In May, my second oldest granddaughter will graduate from UVA with a degree in environmental science.  Now, that’s what I call progress.  Maybe what we get in this life is progress, not perfection.

 White Liatris and pink Echinacea

Echinacea ‘White Swan’

Coryopsis ‘Sunset’

is also for Coreopsis, picture (3) above.  David and I planted them in the long perennial bed out front.  They are tough little plants from the American prairies, and able to withstand the summer heat and drought. I am combining the Coryopsis with white Echinacea (2) above, we planted last fall, blue balloon flowers, Liatris Spicata Alba (1) also planted last fall, white Phlox, pink Japanese Anemone that cannot be removed, and ruddy Sweet Autumn Sedum. If It turns out well, I will post a photo later this growing season. If it looks like heck, we will dig it up.   

I can’t think of many more C things at the moment, but I probably will after I sign off.  Dang it. 



12 thoughts on “C is for completion

  1. I like the way you carefully avoid mentioning Connie… 😉

    A group of women disagreeing? There’s a shocker! Funnily enough, I agree with you – I hate it when people presume to think for me. That’s what my husband is for.


  2. “Maybe what we get in this life is progress, not perfection.” I can only hope so. I do love the journey and think its the hope and desire for more that makes life interesting and keeps us striving. With perfection we would only float. Yikes.


  3. Quite a brushoff to Linda Gordon, a major scholar in the history of women. Still working as a professor at NYU, still writing–her latest a prize-winning biography of the Depression photographer Dorothea Lange. Providing links in your post might encourage readers to make their own evaluations. Isn’t that a goal of the study of history?


    • The criticism of Gordon is that she writes her politics, not history. The sources I used are all in acdemic libraries and are mostly women historians. Even Gordon admits the women’s efforts in this period (Gilded Age, Progessive Era) were fractured, very fractured. And yes, she is a Marxist Feminist according to her critics.

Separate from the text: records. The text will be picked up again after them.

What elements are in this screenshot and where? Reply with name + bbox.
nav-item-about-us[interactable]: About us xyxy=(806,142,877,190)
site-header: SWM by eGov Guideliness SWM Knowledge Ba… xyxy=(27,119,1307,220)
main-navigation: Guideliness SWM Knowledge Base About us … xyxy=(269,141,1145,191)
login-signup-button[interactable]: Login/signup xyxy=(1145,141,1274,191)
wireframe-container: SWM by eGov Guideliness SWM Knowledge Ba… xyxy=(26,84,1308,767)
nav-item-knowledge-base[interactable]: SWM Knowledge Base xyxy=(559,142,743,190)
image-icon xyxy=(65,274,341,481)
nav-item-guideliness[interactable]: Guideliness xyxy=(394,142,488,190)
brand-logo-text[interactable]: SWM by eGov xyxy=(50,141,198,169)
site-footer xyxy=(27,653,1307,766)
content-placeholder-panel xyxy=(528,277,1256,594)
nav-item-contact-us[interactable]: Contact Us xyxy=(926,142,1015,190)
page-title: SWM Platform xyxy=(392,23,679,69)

      • And none of the historians you study are writing their politics? Women have thrived as a result of the “new women’s history,” as it was known in the early 1980s. Oh my, we became visible, had formed organizations both formal and informal. Personally I could breathe freer knowing that my personal struggle with sexism had a history!

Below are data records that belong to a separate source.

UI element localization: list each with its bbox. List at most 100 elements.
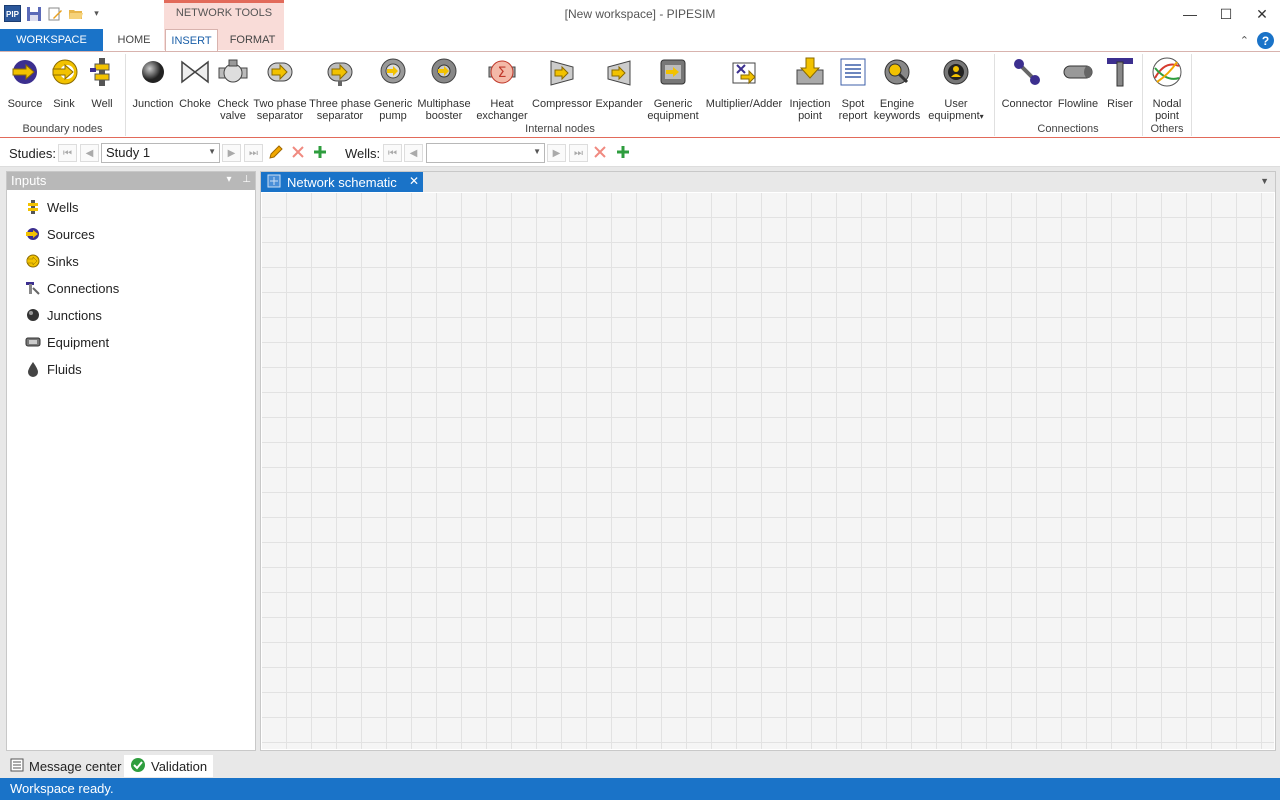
next-study-button[interactable]: ▶ xyxy=(222,144,241,162)
group-label-internal-nodes: Internal nodes xyxy=(525,123,595,135)
well-button[interactable]: Well xyxy=(84,56,120,110)
generic-equipment-icon xyxy=(657,56,689,88)
tab-insert[interactable]: INSERT xyxy=(165,29,218,51)
junction-button[interactable]: Junction xyxy=(131,56,175,110)
tab-list-dropdown-icon[interactable]: ▼ xyxy=(1260,176,1269,186)
tab-workspace[interactable]: WORKSPACE xyxy=(0,29,103,51)
choke-icon xyxy=(179,56,211,88)
source-button[interactable]: Source xyxy=(6,56,44,110)
tree-item-sources[interactable]: Sources xyxy=(25,226,95,242)
previous-study-button[interactable]: ◀ xyxy=(80,144,99,162)
well-select[interactable]: ▼ xyxy=(426,143,545,163)
nodal-point-button[interactable]: Nodal point xyxy=(1146,56,1188,122)
edit-study-icon[interactable] xyxy=(268,144,284,163)
user-equipment-button[interactable]: User equipment▾ xyxy=(923,56,989,123)
tree-item-junctions[interactable]: Junctions xyxy=(25,307,102,323)
previous-well-button[interactable]: ◀ xyxy=(404,144,423,162)
wells-icon xyxy=(25,199,41,215)
maximize-icon[interactable]: ☐ xyxy=(1208,0,1244,28)
first-study-button[interactable]: ⏮ xyxy=(58,144,77,162)
tab-format[interactable]: FORMAT xyxy=(221,29,284,51)
collapse-ribbon-icon[interactable]: ⌃ xyxy=(1240,34,1249,47)
ribbon-insert: Source Sink Well Boundary nodes Junction… xyxy=(0,51,1280,138)
flowline-icon xyxy=(1062,56,1094,88)
network-schematic-icon xyxy=(267,174,281,191)
tree-item-sinks[interactable]: Sinks xyxy=(25,253,79,269)
close-tab-icon[interactable]: ✕ xyxy=(409,174,419,188)
multiphase-booster-button[interactable]: Multiphase booster xyxy=(415,56,473,122)
sink-button[interactable]: Sink xyxy=(46,56,82,110)
sources-icon xyxy=(25,226,41,242)
last-study-button[interactable]: ⏭ xyxy=(244,144,263,162)
tree-item-equipment[interactable]: Equipment xyxy=(25,334,109,350)
three-phase-separator-icon xyxy=(324,56,356,88)
well-icon xyxy=(86,56,118,88)
title-bar: NETWORK TOOLS PIP ▾ [New workspace] - PI… xyxy=(0,0,1280,50)
studies-toolbar: Studies: ⏮ ◀ Study 1 ▼ ▶ ⏭ Wells: ⏮ ◀ ▼ … xyxy=(0,139,1280,167)
spot-report-button[interactable]: Spot report xyxy=(835,56,871,122)
compressor-icon xyxy=(546,56,578,88)
injection-point-button[interactable]: Injection point xyxy=(787,56,833,122)
tab-home[interactable]: HOME xyxy=(104,29,164,51)
heat-exchanger-icon: Σ xyxy=(486,56,518,88)
inputs-panel-title: Inputs xyxy=(11,173,47,188)
engine-keywords-icon xyxy=(881,56,913,88)
ribbon-tabs: WORKSPACE HOME INSERT FORMAT xyxy=(0,28,1280,51)
spot-report-icon xyxy=(837,56,869,88)
compressor-button[interactable]: Compressor xyxy=(531,56,593,110)
network-schematic-canvas[interactable] xyxy=(262,193,1274,749)
close-icon[interactable]: ✕ xyxy=(1244,0,1280,28)
pin-icon[interactable]: ⊥ xyxy=(242,174,251,185)
connector-button[interactable]: Connector xyxy=(1000,56,1054,110)
study-select[interactable]: Study 1 ▼ xyxy=(101,143,220,163)
next-well-button[interactable]: ▶ xyxy=(547,144,566,162)
delete-well-icon[interactable] xyxy=(592,144,608,163)
multiplier-adder-icon xyxy=(728,56,760,88)
message-list-icon xyxy=(10,758,24,775)
expander-button[interactable]: Expander xyxy=(595,56,643,110)
riser-icon xyxy=(1104,56,1136,88)
document-tabstrip: Network schematic ✕ ▼ xyxy=(261,172,1275,192)
checkmark-icon xyxy=(130,757,146,776)
first-well-button[interactable]: ⏮ xyxy=(383,144,402,162)
tab-validation[interactable]: Validation xyxy=(124,755,214,777)
generic-equipment-button[interactable]: Generic equipment xyxy=(645,56,701,122)
multiplier-adder-button[interactable]: Multiplier/Adder xyxy=(703,56,785,110)
tab-network-schematic[interactable]: Network schematic ✕ xyxy=(261,172,423,192)
group-label-connections: Connections xyxy=(1037,123,1099,135)
tree-item-fluids[interactable]: Fluids xyxy=(25,361,82,377)
help-icon[interactable]: ? xyxy=(1257,32,1274,49)
check-valve-button[interactable]: Check valve xyxy=(215,56,251,122)
sinks-icon xyxy=(25,253,41,269)
tab-message-center[interactable]: Message center xyxy=(4,755,128,777)
two-phase-separator-icon xyxy=(264,56,296,88)
generic-pump-icon xyxy=(377,56,409,88)
panel-menu-icon[interactable]: ▾ xyxy=(226,174,231,185)
status-bar: Workspace ready. xyxy=(0,778,1280,800)
heat-exchanger-button[interactable]: Σ Heat exchanger xyxy=(475,56,529,122)
window-title: [New workspace] - PIPESIM xyxy=(564,7,716,21)
riser-button[interactable]: Riser xyxy=(1102,56,1138,110)
chevron-down-icon: ▾ xyxy=(979,112,984,121)
three-phase-separator-button[interactable]: Three phase separator xyxy=(309,56,371,122)
add-study-icon[interactable] xyxy=(312,144,328,163)
two-phase-separator-button[interactable]: Two phase separator xyxy=(253,56,307,122)
flowline-button[interactable]: Flowline xyxy=(1056,56,1100,110)
svg-text:Σ: Σ xyxy=(498,65,507,81)
delete-study-icon[interactable] xyxy=(290,144,306,163)
user-equipment-icon xyxy=(940,56,972,88)
last-well-button[interactable]: ⏭ xyxy=(569,144,588,162)
check-valve-icon xyxy=(217,56,249,88)
tree-item-wells[interactable]: Wells xyxy=(25,199,79,215)
engine-keywords-button[interactable]: Engine keywords xyxy=(873,56,921,122)
group-separator xyxy=(1191,54,1192,136)
generic-pump-button[interactable]: Generic pump xyxy=(373,56,413,122)
connections-icon xyxy=(25,280,41,296)
add-well-icon[interactable] xyxy=(615,144,631,163)
inputs-panel-header: Inputs ▾ ⊥ xyxy=(7,172,255,190)
minimize-icon[interactable]: — xyxy=(1172,0,1208,28)
tree-item-connections[interactable]: Connections xyxy=(25,280,119,296)
status-text: Workspace ready. xyxy=(10,781,114,796)
choke-button[interactable]: Choke xyxy=(177,56,213,110)
inputs-panel: Inputs ▾ ⊥ Wells Sources Sinks Connectio… xyxy=(6,171,256,751)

        Was it the dominance of Marxist feminist women historians the reason the remarkable energy of the women’s temperance movement in the late 19th century was pushed into the package of “social control” rather than women responding to real pain? Maybe: there were a lot of heavy drinkers at women’s studies/history conferences I attended. They did not alter their stance till personal experience alerted them to alcoholism in their own circles. When did it become permissible to call females “alcoholics”?

        My concern is that you are a role model for women for older women taking latelife learning seriously enough to pursue another degree. Wishing you to move beyond the labeling so destructive to all sides of the political spectrum. Thanks for engaging!


  4. Women have made many strides in recent history. For example, there are more women in medicine (doctors) and law (attorneys, judges) — these fields were once dominated by men. I like to think of my friend’s youngest daughter, who was denied admission to medical school, went on to get her Master’s in biology, and reapplied and got accepted to medical school, where she graduated at the TOP OF HER CLASS!!! Then, there is my classmate, who became an attorney and is now a judge. Yes, not all women end up as secretaries.


  5. The topic you chose to study is a fascinating one in many respects, as you show here. When I was writing a history of Forest Service research in the interior West, one thread of the story was the advancement of women from clerical jobs only to management positions during the 86 years I studied. In national histories I read for background there were references to women playing strong background roles in the start of the conservation movement, in the late 1800s and early 1900s. I didn’t pursue that concept because it was beyond the scope of my regional history, but I did mention it.